While freshman NGOs and Social Change major Chanel Williams doesn’t smoke, she was surprised by just how bad the air quality is in LA.
CHANEL WILLIAMS: I wouldn’t equate it to that, like I wouldn’t think about it in that way. So it’s pretty interesting.
Michael Lagos also doesn’t smoke. He is a freshman architecture major and agrees L.A. needs to have more ways to travel around the city.
MICHAEL LAGOS: There’s a lot of places in Los Angeles that need more developments like that for accessibility purposes.
Williams agrees with Lagos, but wants to make sure changes are made with traffic in mind.
WILLIAMS: If it’s going to like cut off too much like street space that can create more traffic and we already have like a big traffic problem here.
Currently, out of the 3,137 miles in the Mobility Plan only 95 have been implemented. The organization Streets for All, was founded by Michael Schneider who wants to speed up the process.
SCHNEIDER: Three percent of those improvements have been implemented in seven years. So that’s a rate that it would take about 200 years for the city to fully implement their own plan.
The measure needs around 93,000 signatures or eight city council votes to get on the ballot. Schneider sees “Healthy Streets LA” as more than a way to improve accessibility and air quality; it’s an issue of life and death.

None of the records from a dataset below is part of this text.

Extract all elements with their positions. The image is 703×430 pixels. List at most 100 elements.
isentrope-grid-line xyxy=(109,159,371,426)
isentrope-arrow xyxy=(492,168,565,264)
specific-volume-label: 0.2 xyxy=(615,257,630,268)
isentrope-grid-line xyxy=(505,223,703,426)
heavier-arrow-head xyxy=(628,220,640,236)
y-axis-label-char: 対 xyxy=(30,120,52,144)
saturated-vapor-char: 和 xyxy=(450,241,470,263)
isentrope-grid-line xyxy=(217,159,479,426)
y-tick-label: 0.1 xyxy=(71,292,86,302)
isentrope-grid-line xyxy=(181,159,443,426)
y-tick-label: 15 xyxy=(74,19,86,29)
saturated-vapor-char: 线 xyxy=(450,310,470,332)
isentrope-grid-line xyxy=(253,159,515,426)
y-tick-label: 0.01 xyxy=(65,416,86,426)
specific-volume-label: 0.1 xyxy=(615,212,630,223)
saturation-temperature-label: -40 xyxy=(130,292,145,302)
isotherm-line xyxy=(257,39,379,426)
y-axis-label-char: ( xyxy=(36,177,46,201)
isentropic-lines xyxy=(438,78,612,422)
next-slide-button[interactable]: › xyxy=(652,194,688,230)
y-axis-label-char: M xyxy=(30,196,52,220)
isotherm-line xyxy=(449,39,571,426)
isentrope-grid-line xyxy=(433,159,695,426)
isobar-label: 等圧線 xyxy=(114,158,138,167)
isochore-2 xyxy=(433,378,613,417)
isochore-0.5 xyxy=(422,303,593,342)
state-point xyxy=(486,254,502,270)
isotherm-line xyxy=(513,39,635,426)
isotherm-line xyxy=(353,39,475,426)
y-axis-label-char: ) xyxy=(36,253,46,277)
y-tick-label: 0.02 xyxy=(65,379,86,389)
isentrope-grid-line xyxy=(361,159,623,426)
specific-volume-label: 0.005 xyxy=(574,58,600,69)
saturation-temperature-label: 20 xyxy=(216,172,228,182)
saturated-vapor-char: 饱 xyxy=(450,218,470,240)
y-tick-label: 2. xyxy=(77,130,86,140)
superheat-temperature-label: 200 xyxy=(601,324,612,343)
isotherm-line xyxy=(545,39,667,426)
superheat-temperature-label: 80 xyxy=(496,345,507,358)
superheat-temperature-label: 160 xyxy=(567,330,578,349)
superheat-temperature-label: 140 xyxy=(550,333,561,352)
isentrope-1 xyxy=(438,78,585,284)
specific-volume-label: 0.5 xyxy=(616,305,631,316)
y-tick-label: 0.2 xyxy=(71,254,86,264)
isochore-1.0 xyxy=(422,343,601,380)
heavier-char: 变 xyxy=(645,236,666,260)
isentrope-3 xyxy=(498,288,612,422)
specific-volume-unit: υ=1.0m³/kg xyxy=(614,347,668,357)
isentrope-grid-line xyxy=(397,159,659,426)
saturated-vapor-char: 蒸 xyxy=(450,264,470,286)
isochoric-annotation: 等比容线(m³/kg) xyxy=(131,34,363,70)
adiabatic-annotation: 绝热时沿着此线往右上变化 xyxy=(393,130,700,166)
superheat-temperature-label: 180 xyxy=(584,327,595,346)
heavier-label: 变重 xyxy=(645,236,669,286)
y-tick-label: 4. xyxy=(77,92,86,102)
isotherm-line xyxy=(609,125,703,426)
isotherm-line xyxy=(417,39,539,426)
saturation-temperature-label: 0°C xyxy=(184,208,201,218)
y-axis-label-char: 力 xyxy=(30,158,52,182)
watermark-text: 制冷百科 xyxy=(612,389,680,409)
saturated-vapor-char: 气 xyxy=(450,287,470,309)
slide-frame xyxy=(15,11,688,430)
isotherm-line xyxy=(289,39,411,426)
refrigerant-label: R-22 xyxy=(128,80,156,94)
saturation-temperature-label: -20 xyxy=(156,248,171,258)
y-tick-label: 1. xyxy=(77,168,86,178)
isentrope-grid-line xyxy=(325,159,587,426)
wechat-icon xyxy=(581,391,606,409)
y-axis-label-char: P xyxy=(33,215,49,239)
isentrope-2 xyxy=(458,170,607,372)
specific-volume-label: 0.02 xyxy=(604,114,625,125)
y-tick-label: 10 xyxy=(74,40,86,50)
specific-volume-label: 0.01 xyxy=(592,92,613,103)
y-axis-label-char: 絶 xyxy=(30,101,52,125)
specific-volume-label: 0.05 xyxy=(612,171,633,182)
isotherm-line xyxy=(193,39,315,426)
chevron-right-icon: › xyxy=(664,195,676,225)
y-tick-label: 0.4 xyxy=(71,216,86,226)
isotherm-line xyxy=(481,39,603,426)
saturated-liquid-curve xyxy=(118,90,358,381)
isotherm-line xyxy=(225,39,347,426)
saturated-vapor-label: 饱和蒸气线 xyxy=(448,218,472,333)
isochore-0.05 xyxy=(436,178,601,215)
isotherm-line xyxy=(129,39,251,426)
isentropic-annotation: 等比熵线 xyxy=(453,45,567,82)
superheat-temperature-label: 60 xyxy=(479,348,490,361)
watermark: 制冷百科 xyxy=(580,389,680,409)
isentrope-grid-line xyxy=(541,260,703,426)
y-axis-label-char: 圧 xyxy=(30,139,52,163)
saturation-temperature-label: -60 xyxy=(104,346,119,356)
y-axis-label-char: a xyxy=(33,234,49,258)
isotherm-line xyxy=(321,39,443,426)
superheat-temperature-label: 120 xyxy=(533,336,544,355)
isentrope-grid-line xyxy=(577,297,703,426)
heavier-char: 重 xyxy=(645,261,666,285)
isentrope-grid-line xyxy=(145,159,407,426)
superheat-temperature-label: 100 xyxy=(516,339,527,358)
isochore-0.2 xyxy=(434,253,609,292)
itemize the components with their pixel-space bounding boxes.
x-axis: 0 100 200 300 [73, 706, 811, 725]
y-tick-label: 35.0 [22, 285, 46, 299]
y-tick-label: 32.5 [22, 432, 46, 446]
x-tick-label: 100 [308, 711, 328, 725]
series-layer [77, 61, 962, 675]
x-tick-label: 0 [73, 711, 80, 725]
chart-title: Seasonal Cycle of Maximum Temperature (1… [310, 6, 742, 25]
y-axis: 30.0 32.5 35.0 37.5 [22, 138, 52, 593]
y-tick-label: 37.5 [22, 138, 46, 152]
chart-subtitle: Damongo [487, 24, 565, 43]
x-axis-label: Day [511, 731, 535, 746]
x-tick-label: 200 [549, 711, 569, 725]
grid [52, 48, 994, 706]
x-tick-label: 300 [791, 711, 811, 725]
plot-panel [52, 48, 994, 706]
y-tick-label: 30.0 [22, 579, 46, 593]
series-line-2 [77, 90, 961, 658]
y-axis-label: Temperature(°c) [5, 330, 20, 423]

SCHNEIDER: If you look at the city’s high injury network, which is the six percent of streets to make up the majority of injuries and deaths in the city, the majority are in South LA, East LA, downtown and central LA. And so if we want to do a service to people in those communities stopping them from dying in the street just by trying to bike or cross the streets, the ballot measure would be a great first step.
It feels impossible to imagine Los Angeles without terrible traffic and pollution, but the “Healthy Streets LA” ballot measure believes it can make the impossible a reality. Until then, don’t forget to look both ways when crossing the street.
Correction (Mar. 3): A previous version of the piece had a transcription typo saying “the pedestrian would be a great first step.”